Yashpal Singh

Personal information
- Full name: Yashpal Singh
- Born: November 27, 1981 (age 44) Delhi, India
- Batting: Right-handed
- Role: Middle-order batsman

Domestic team information
- 2001–2017: Services
- 2009: Kolkata Knight Riders
- 2018–2021: Manipur
- 2021–present: Sikkim
- Source: ESPNcricinfo, 3 May 2025

= Yashpal Singh (cricketer) =

Indian cricketer (born 1981)

Yashpal Singh (born 27 November 1981, in Delhi, India) is an Indian cricketer who plays for Sikkim in domestic cricket. After 44 first class games, the right-handed middle order batsman boasted an average of over 60. In the one day format of the game, he had an average of over 50 after 1000 plus runs.

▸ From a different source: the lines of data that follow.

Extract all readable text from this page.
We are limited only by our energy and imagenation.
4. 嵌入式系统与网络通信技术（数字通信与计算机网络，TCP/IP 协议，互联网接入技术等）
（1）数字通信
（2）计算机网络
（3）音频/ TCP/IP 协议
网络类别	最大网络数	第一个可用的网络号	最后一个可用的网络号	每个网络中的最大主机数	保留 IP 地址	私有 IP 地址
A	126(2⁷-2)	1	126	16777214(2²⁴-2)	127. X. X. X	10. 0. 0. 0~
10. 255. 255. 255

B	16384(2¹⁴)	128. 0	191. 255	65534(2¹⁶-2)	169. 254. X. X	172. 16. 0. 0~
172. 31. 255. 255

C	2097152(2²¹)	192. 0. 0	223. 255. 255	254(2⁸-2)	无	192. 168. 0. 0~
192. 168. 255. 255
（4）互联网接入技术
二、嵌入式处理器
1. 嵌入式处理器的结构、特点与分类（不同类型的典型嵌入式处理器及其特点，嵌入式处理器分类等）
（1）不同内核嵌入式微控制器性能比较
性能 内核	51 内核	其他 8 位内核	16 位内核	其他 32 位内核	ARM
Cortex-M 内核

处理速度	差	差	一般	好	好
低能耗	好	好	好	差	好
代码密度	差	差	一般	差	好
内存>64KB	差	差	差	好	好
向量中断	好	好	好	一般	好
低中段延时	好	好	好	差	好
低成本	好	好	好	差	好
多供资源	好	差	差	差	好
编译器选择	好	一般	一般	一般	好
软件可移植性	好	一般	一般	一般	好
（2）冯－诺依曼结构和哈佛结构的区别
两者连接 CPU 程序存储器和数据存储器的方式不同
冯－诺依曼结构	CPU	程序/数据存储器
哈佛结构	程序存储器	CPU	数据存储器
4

He made his first class debut against Delhi in 2001/02 and made two half centuries against an established bowling lineup consisting of Amit Bhandari, Sarandeep Singh and Rahul Sanghvi. In his next match he scored a double century against Punjab. His innings of 202 included 10 sixes.

He was picked up by the Kochi Tuskers Kerala for 2011 IPL season.

He was the leading run-scorer for Manipur in the 2018–19 Vijay Hazare Trophy, with 488 runs in seven matches. He was also the leading run-scorer for Manipur in the 2018–19 Ranji Trophy, with 860 runs in eight matches.